As he showed me his projects, he started to shine, and I felt I could understand his passion, which was similar to mine when I talked about writing. Being passionate about something—I think we can all understand that. It’s something we all want, and when you feel it, there’s no denying it. It keeps us alive and it brings us close to the people who are the same as us in a kind of perfect communion. Jack Kerouac said it best: “The only people for me are the mad ones, the ones who are mad to live, mad to talk, mad to be saved.” That’s what we were. Mad to be saved. Mad about each other.
We had a relaxed dinner at the island in the kitchen, and Trey spoke to me for the first time about his father. They barely talked anymore. Even though they lived in the same city, they’d only seen each other a few times that year, and the experience hadn’t been pleasant. He kept saying it didn’t matter, but the way he repeated it told me it did. So did his eyes, which revealed his pain, his need to run from something he hadn’t yet told me about.
And my heart, which I’d felt growing stronger those days, turned to an object made of glass that could fear, suffer, and break.
I talked to him about my father as well. I told him things I’d never told anyone, and he listened to me in silence. Before I knew it, I was revealing all the things I had hidden without realizing it: the tears spilled in hiding, the mornings when I hadn’t wanted to wake up,everything I’d been willing to do to get him to look at me the way he did at others.

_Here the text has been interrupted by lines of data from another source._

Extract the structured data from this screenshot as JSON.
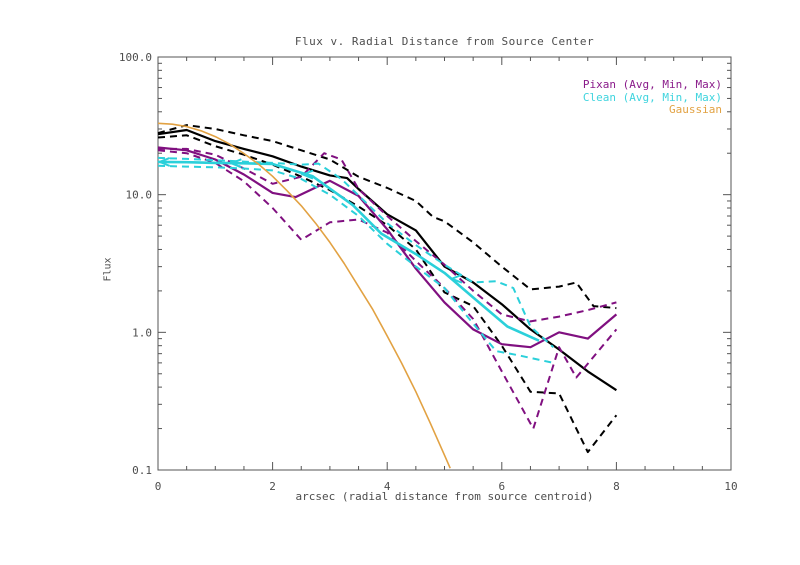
{
  "window": {
    "background": "#ffffff",
    "axis_color": "#555555"
  },
  "chart_data": {
    "type": "line",
    "title": "Flux v. Radial Distance from Source Center",
    "xlabel": "arcsec (radial distance from source centroid)",
    "ylabel": "Flux",
    "grid": false,
    "legend_position": "top-right-inside",
    "x_axis": {
      "min": 0,
      "max": 10,
      "major_ticks": [
        0,
        2,
        4,
        6,
        8,
        10
      ],
      "tick_labels": [
        "0",
        "2",
        "4",
        "6",
        "8",
        "10"
      ],
      "minor_step": 0.5
    },
    "y_axis": {
      "scale": "log",
      "min": 0.1,
      "max": 100,
      "major_ticks": [
        100,
        10,
        1,
        0.1
      ],
      "tick_labels": [
        "100.0",
        "10.0",
        "1.0",
        "0.1"
      ]
    },
    "legend": [
      {
        "name": "legend-pixan",
        "label": "Pixan (Avg, Min, Max)",
        "color": "#8a1b8a"
      },
      {
        "name": "legend-clean",
        "label": "Clean (Avg, Min, Max)",
        "color": "#3fd4de"
      },
      {
        "name": "legend-gaussian",
        "label": "Gaussian",
        "color": "#e2a243"
      }
    ],
    "series": [
      {
        "name": "data-avg",
        "color": "#000000",
        "style": "solid",
        "width": 2.2,
        "points": [
          [
            0,
            27.5
          ],
          [
            0.5,
            29.5
          ],
          [
            1,
            24.5
          ],
          [
            1.5,
            21.5
          ],
          [
            2,
            19
          ],
          [
            2.5,
            16
          ],
          [
            3,
            13.8
          ],
          [
            3.3,
            13.2
          ],
          [
            3.5,
            11
          ],
          [
            4,
            7.2
          ],
          [
            4.5,
            5.5
          ],
          [
            5,
            3.0
          ],
          [
            5.5,
            2.3
          ],
          [
            6,
            1.6
          ],
          [
            6.5,
            1.05
          ],
          [
            7,
            0.75
          ],
          [
            7.5,
            0.52
          ],
          [
            8,
            0.38
          ]
        ]
      },
      {
        "name": "data-max",
        "color": "#000000",
        "style": "dashed",
        "width": 2,
        "points": [
          [
            0,
            28
          ],
          [
            0.5,
            32
          ],
          [
            1,
            30
          ],
          [
            1.5,
            27
          ],
          [
            2,
            24.5
          ],
          [
            2.5,
            21
          ],
          [
            3,
            18
          ],
          [
            3.5,
            13.5
          ],
          [
            4,
            11.2
          ],
          [
            4.5,
            9.0
          ],
          [
            4.8,
            6.9
          ],
          [
            5,
            6.4
          ],
          [
            5.5,
            4.5
          ],
          [
            6,
            3.0
          ],
          [
            6.5,
            2.05
          ],
          [
            7,
            2.15
          ],
          [
            7.3,
            2.3
          ],
          [
            7.6,
            1.55
          ],
          [
            8,
            1.5
          ]
        ]
      },
      {
        "name": "data-min",
        "color": "#000000",
        "style": "dashed",
        "width": 2,
        "points": [
          [
            0,
            26
          ],
          [
            0.5,
            27
          ],
          [
            1,
            22.5
          ],
          [
            1.5,
            19.5
          ],
          [
            2,
            16.5
          ],
          [
            2.5,
            13.5
          ],
          [
            3,
            10.8
          ],
          [
            3.5,
            8.2
          ],
          [
            4,
            6.0
          ],
          [
            4.5,
            4.0
          ],
          [
            5,
            1.95
          ],
          [
            5.5,
            1.55
          ],
          [
            6,
            0.8
          ],
          [
            6.5,
            0.37
          ],
          [
            7,
            0.36
          ],
          [
            7.5,
            0.135
          ],
          [
            8,
            0.25
          ]
        ]
      },
      {
        "name": "pixan-max",
        "color": "#801080",
        "style": "dashed",
        "width": 2,
        "points": [
          [
            0,
            21.5
          ],
          [
            0.5,
            21.5
          ],
          [
            1,
            19.5
          ],
          [
            1.5,
            15.5
          ],
          [
            2,
            12
          ],
          [
            2.5,
            13.5
          ],
          [
            2.9,
            20
          ],
          [
            3.2,
            18
          ],
          [
            3.5,
            11
          ],
          [
            4,
            7
          ],
          [
            4.5,
            4.6
          ],
          [
            5,
            3.1
          ],
          [
            5.5,
            2.0
          ],
          [
            6,
            1.35
          ],
          [
            6.5,
            1.2
          ],
          [
            7,
            1.3
          ],
          [
            7.5,
            1.45
          ],
          [
            8,
            1.65
          ]
        ]
      },
      {
        "name": "pixan-min",
        "color": "#801080",
        "style": "dashed",
        "width": 2,
        "points": [
          [
            0,
            21
          ],
          [
            0.5,
            20
          ],
          [
            1,
            17
          ],
          [
            1.5,
            12.5
          ],
          [
            2,
            8
          ],
          [
            2.5,
            4.7
          ],
          [
            3,
            6.3
          ],
          [
            3.5,
            6.6
          ],
          [
            4,
            5.3
          ],
          [
            4.5,
            3.3
          ],
          [
            5,
            2.1
          ],
          [
            5.5,
            1.25
          ],
          [
            6,
            0.52
          ],
          [
            6.55,
            0.2
          ],
          [
            7,
            0.78
          ],
          [
            7.3,
            0.47
          ],
          [
            8,
            1.05
          ]
        ]
      },
      {
        "name": "pixan-avg",
        "color": "#801080",
        "style": "solid",
        "width": 2.2,
        "points": [
          [
            0,
            22
          ],
          [
            0.5,
            21
          ],
          [
            1,
            18
          ],
          [
            1.5,
            14
          ],
          [
            2,
            10.3
          ],
          [
            2.4,
            9.6
          ],
          [
            3,
            12.6
          ],
          [
            3.5,
            9.8
          ],
          [
            4,
            5.6
          ],
          [
            4.5,
            2.9
          ],
          [
            5,
            1.65
          ],
          [
            5.5,
            1.05
          ],
          [
            6,
            0.82
          ],
          [
            6.5,
            0.78
          ],
          [
            7,
            1.0
          ],
          [
            7.5,
            0.9
          ],
          [
            8,
            1.35
          ]
        ]
      },
      {
        "name": "clean-max",
        "color": "#2bd0da",
        "style": "dashed",
        "width": 2,
        "points": [
          [
            0,
            18.5
          ],
          [
            0.5,
            18.2
          ],
          [
            1,
            17.8
          ],
          [
            1.5,
            17.4
          ],
          [
            2,
            17
          ],
          [
            2.5,
            16.5
          ],
          [
            2.8,
            16.8
          ],
          [
            3.2,
            13
          ],
          [
            3.6,
            9
          ],
          [
            4,
            6.2
          ],
          [
            4.5,
            4.3
          ],
          [
            5,
            3.1
          ],
          [
            5.5,
            2.3
          ],
          [
            5.9,
            2.35
          ],
          [
            6.2,
            2.1
          ],
          [
            6.5,
            1.1
          ],
          [
            6.9,
            0.78
          ]
        ]
      },
      {
        "name": "clean-min",
        "color": "#2bd0da",
        "style": "dashed",
        "width": 2,
        "points": [
          [
            0,
            16.2
          ],
          [
            0.5,
            16
          ],
          [
            1,
            15.8
          ],
          [
            1.5,
            15.5
          ],
          [
            2,
            15
          ],
          [
            2.5,
            13
          ],
          [
            3,
            10
          ],
          [
            3.5,
            7
          ],
          [
            4,
            4.4
          ],
          [
            4.5,
            3.0
          ],
          [
            5,
            2.1
          ],
          [
            5.4,
            1.3
          ],
          [
            5.9,
            0.73
          ],
          [
            6.3,
            0.68
          ],
          [
            6.9,
            0.6
          ]
        ]
      },
      {
        "name": "clean-avg",
        "color": "#2bd0da",
        "style": "solid",
        "width": 2.6,
        "points": [
          [
            0,
            17.3
          ],
          [
            0.5,
            17.2
          ],
          [
            1,
            17
          ],
          [
            1.5,
            16.9
          ],
          [
            2,
            16.7
          ],
          [
            2.7,
            13.6
          ],
          [
            3.4,
            8.4
          ],
          [
            3.9,
            5.2
          ],
          [
            4.5,
            3.7
          ],
          [
            5,
            2.7
          ],
          [
            5.6,
            1.65
          ],
          [
            6.1,
            1.1
          ],
          [
            6.65,
            0.87
          ]
        ]
      },
      {
        "name": "gaussian",
        "color": "#e2a243",
        "style": "solid",
        "width": 1.6,
        "points": [
          [
            0,
            33
          ],
          [
            0.25,
            32.5
          ],
          [
            0.5,
            31.2
          ],
          [
            0.75,
            29.1
          ],
          [
            1,
            26.4
          ],
          [
            1.25,
            23.3
          ],
          [
            1.5,
            19.9
          ],
          [
            1.75,
            16.7
          ],
          [
            2,
            13.6
          ],
          [
            2.25,
            10.7
          ],
          [
            2.5,
            8.3
          ],
          [
            2.75,
            6.2
          ],
          [
            3,
            4.5
          ],
          [
            3.25,
            3.16
          ],
          [
            3.5,
            2.15
          ],
          [
            3.75,
            1.46
          ],
          [
            4,
            0.94
          ],
          [
            4.25,
            0.6
          ],
          [
            4.5,
            0.37
          ],
          [
            4.75,
            0.22
          ],
          [
            5,
            0.128
          ],
          [
            5.1,
            0.103
          ]
        ]
      }
    ],
    "markers": {
      "name": "clean-avg-arrow-markers",
      "shape": "left-arrow",
      "color": "#2bd0da",
      "points": [
        [
          0.1,
          17.3
        ],
        [
          1.35,
          16.9
        ],
        [
          2.6,
          14.0
        ],
        [
          5.2,
          2.45
        ]
      ]
    }
  }
}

The things I would still do…
“Will you tell him?” he asked me.
“That I’m going to stay?” He nodded. “Why? He’ll find out either way, and if someone else tells him, I won’t have to deal with his reproaches.”

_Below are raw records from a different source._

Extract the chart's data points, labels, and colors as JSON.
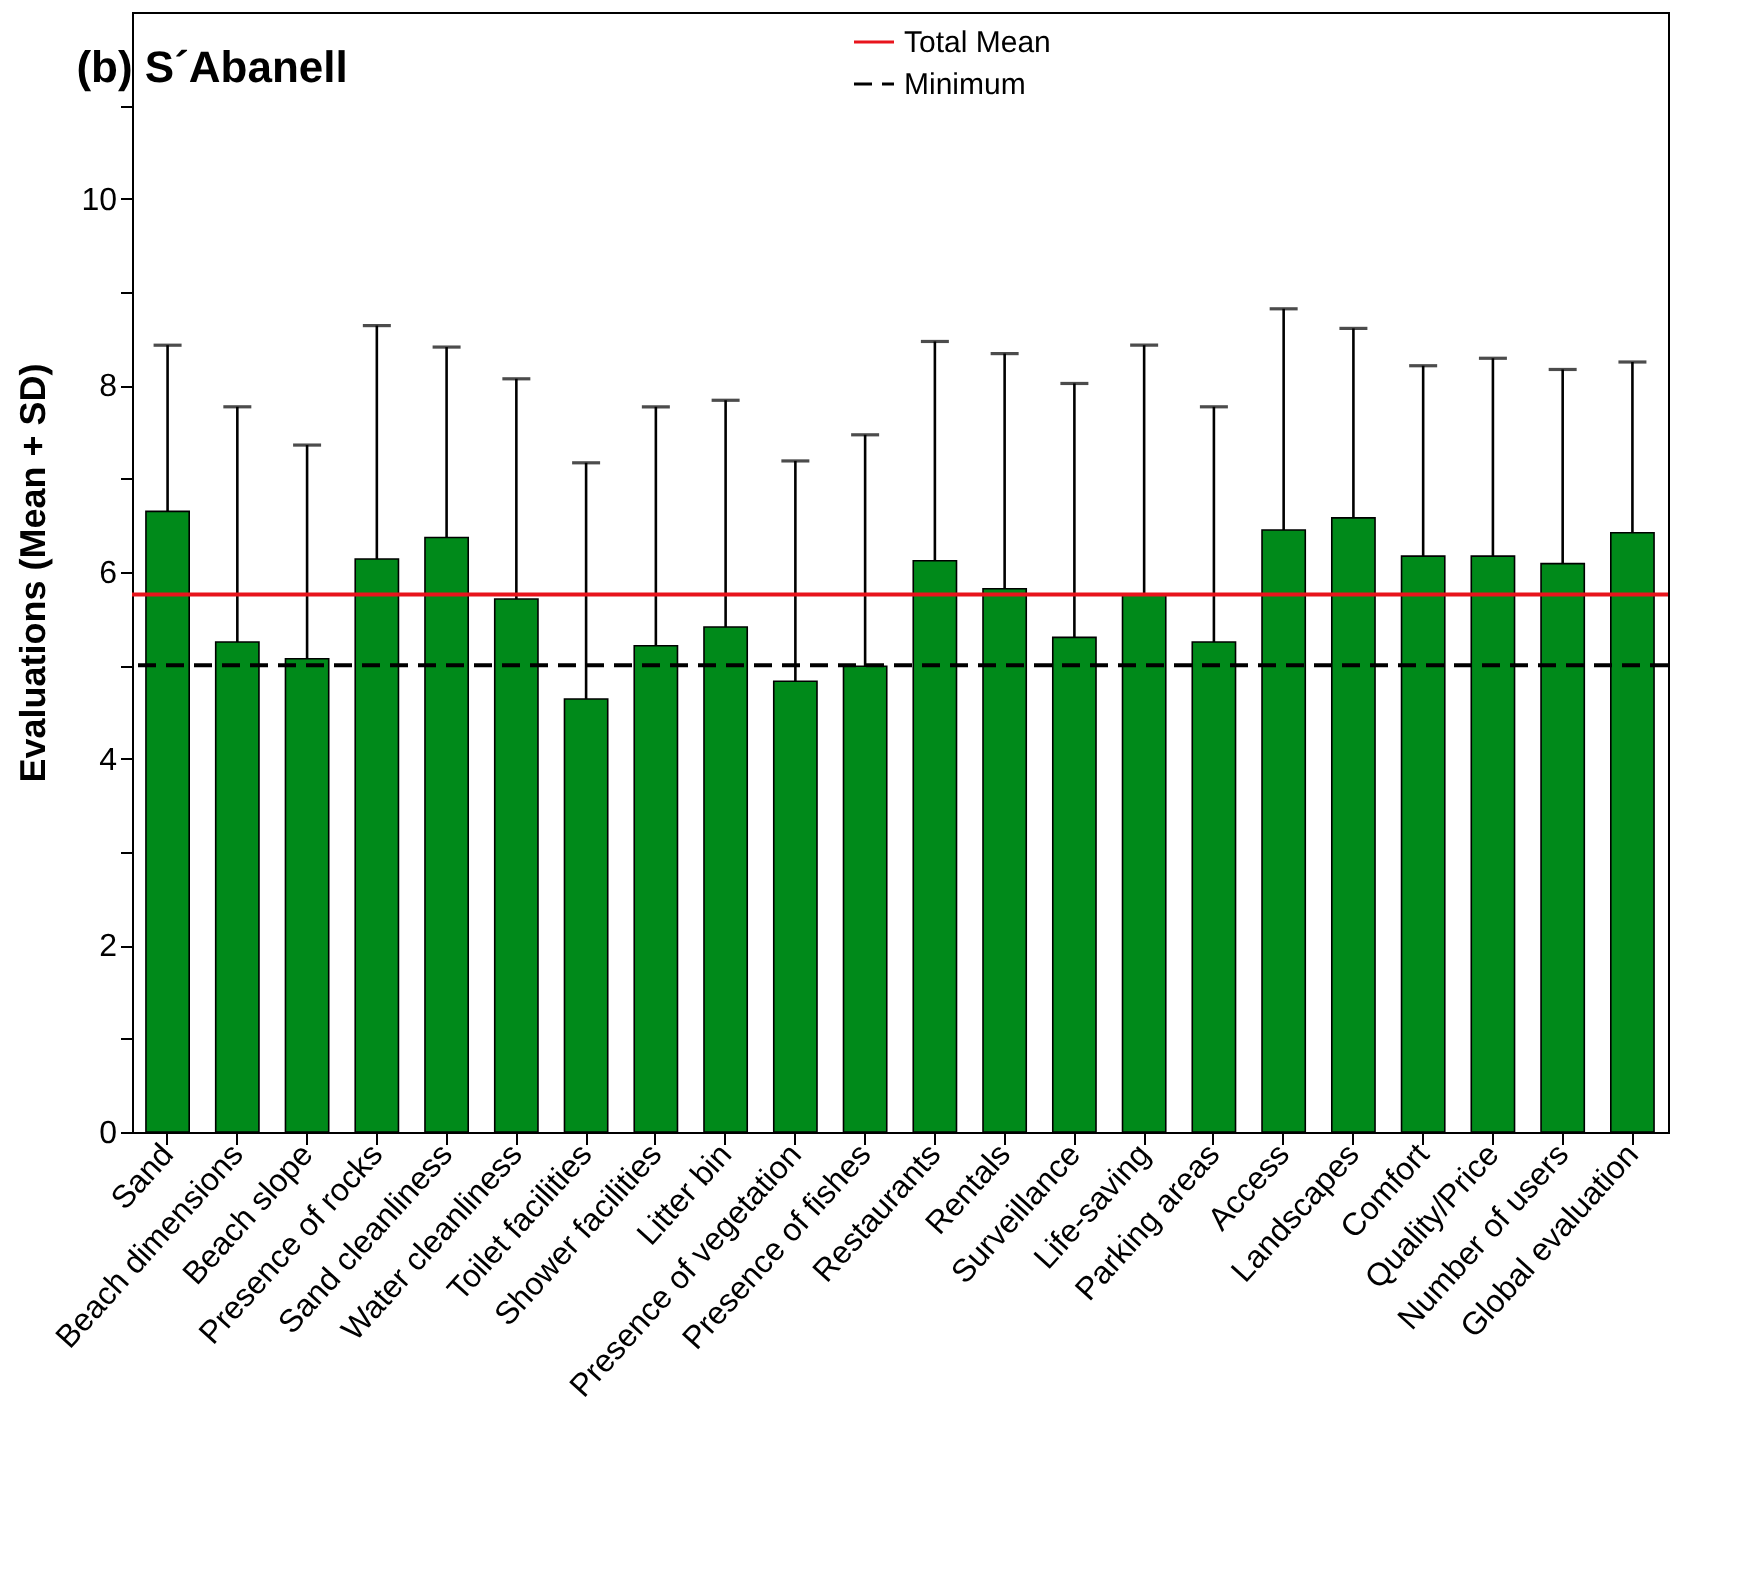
{
  "chart_data": {
    "type": "bar",
    "title": "(b)  S´Abanell",
    "ylabel": "Evaluations (Mean + SD)",
    "categories": [
      "Sand",
      "Beach dimensions",
      "Beach slope",
      "Presence of rocks",
      "Sand cleanliness",
      "Water cleanliness",
      "Toilet facilities",
      "Shower facilities",
      "Litter bin",
      "Presence of vegetation",
      "Presence of fishes",
      "Restaurants",
      "Rentals",
      "Surveillance",
      "Life-saving",
      "Parking areas",
      "Access",
      "Landscapes",
      "Comfort",
      "Quality/Price",
      "Number of users",
      "Global evaluation"
    ],
    "values": [
      6.65,
      5.25,
      5.07,
      6.14,
      6.37,
      5.71,
      4.64,
      5.21,
      5.41,
      4.83,
      4.99,
      6.12,
      5.82,
      5.3,
      5.76,
      5.25,
      6.45,
      6.58,
      6.17,
      6.17,
      6.09,
      6.42
    ],
    "errors": [
      [
        6.65,
        8.43
      ],
      [
        5.25,
        7.77
      ],
      [
        5.07,
        7.36
      ],
      [
        6.14,
        8.64
      ],
      [
        6.37,
        8.41
      ],
      [
        5.71,
        8.07
      ],
      [
        4.64,
        7.17
      ],
      [
        5.21,
        7.77
      ],
      [
        5.41,
        7.84
      ],
      [
        4.83,
        7.19
      ],
      [
        4.99,
        7.47
      ],
      [
        6.12,
        8.47
      ],
      [
        5.82,
        8.34
      ],
      [
        5.3,
        8.02
      ],
      [
        5.76,
        8.43
      ],
      [
        5.25,
        7.77
      ],
      [
        6.45,
        8.82
      ],
      [
        6.58,
        8.61
      ],
      [
        6.17,
        8.21
      ],
      [
        6.17,
        8.29
      ],
      [
        6.09,
        8.17
      ],
      [
        6.42,
        8.25
      ]
    ],
    "color": "#008a1a",
    "ylim": [
      0,
      12
    ],
    "yticks": [
      0,
      {
        "value": 1,
        "label": null
      },
      2,
      {
        "value": 3,
        "label": null
      },
      4,
      {
        "value": 5,
        "label": null
      },
      6,
      {
        "value": 7,
        "label": null
      },
      8,
      {
        "value": 9,
        "label": null
      },
      10,
      {
        "value": 11,
        "label": null
      }
    ],
    "ref_lines": [
      {
        "axis": "y",
        "value": 5.76,
        "label": "Total Mean",
        "color": "#e8141c",
        "line_style": "solid"
      },
      {
        "axis": "y",
        "value": 5,
        "label": "Minimum",
        "color": "#000000",
        "line_style": "dashed"
      }
    ],
    "grid": false,
    "legend": "top"
  }
}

“Harper, you need to get past your fear of confronting him.”
I rubbed my cheeks, trying to distract myself. I knew it was ridiculous to keep being afraid of my father when I was twenty-two years old, but the feeling ran so deep that I didn’t even know how to face it. I only knew how to run away.
“I know, but…”
“But what?”
“Confronting him isn’t really what I’m scared of,” I confessed, at last starting to understand myself.
“What is it, then?”
“I’m afraid if I do it, I’ll find out why he doesn’t love me. And a truth like that can really hurt.”

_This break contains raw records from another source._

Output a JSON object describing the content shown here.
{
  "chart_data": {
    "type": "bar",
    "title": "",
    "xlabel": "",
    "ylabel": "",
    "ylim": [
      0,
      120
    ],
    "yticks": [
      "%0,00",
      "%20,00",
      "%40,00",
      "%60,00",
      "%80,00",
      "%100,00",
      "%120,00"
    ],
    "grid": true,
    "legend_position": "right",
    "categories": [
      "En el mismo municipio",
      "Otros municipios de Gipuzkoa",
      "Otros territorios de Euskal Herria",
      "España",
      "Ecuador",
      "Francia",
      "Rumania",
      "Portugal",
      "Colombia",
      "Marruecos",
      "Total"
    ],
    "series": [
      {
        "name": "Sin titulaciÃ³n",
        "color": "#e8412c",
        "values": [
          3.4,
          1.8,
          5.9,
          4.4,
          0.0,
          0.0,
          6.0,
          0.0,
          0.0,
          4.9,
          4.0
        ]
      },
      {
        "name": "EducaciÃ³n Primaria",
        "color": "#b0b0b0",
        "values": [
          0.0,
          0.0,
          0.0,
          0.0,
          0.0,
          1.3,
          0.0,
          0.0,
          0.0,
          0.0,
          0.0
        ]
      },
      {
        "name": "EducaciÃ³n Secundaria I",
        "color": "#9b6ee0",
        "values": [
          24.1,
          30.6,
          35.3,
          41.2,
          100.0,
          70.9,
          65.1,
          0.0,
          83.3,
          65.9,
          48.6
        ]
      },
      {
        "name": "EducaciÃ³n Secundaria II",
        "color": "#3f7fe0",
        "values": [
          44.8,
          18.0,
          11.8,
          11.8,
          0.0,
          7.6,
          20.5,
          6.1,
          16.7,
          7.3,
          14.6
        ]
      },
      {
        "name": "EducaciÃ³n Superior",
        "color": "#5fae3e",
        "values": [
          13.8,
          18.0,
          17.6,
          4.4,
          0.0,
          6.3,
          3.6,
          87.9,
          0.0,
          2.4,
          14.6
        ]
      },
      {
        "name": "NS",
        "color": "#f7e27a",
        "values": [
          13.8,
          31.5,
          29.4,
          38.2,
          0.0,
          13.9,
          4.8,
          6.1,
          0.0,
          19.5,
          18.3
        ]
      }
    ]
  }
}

“Trust me: lying hurts way worse, and silence can hurt even more than that.”
By now we were sitting on the couch. Trey brushed a strand of hair out of my face and tucked it behind my ear. He liked to do that, and I liked him doing it. It was a tender gesture. I leaned my head to the side and pressed his hand into it.
“Look at us,” he said.
Just then, Sisuei hopped up onto the couch and rested his head in my lap. I petted him. I was more comfortable with him there, and I closed my eyes, listening to his soft groans. When he nuzzled me closer, I bent over and buried my nose in his fur, hugging him, and feeling a little stupid. I looked at Trey out of the corner of my eye.
“What?” I said defensively.
“Nothing.”
“I know you’re thinking something. What is it?”
He took a deep breath. “I’ve always felt like something was missing in this house. And I never knew exactly what. Now I do. It’s you.”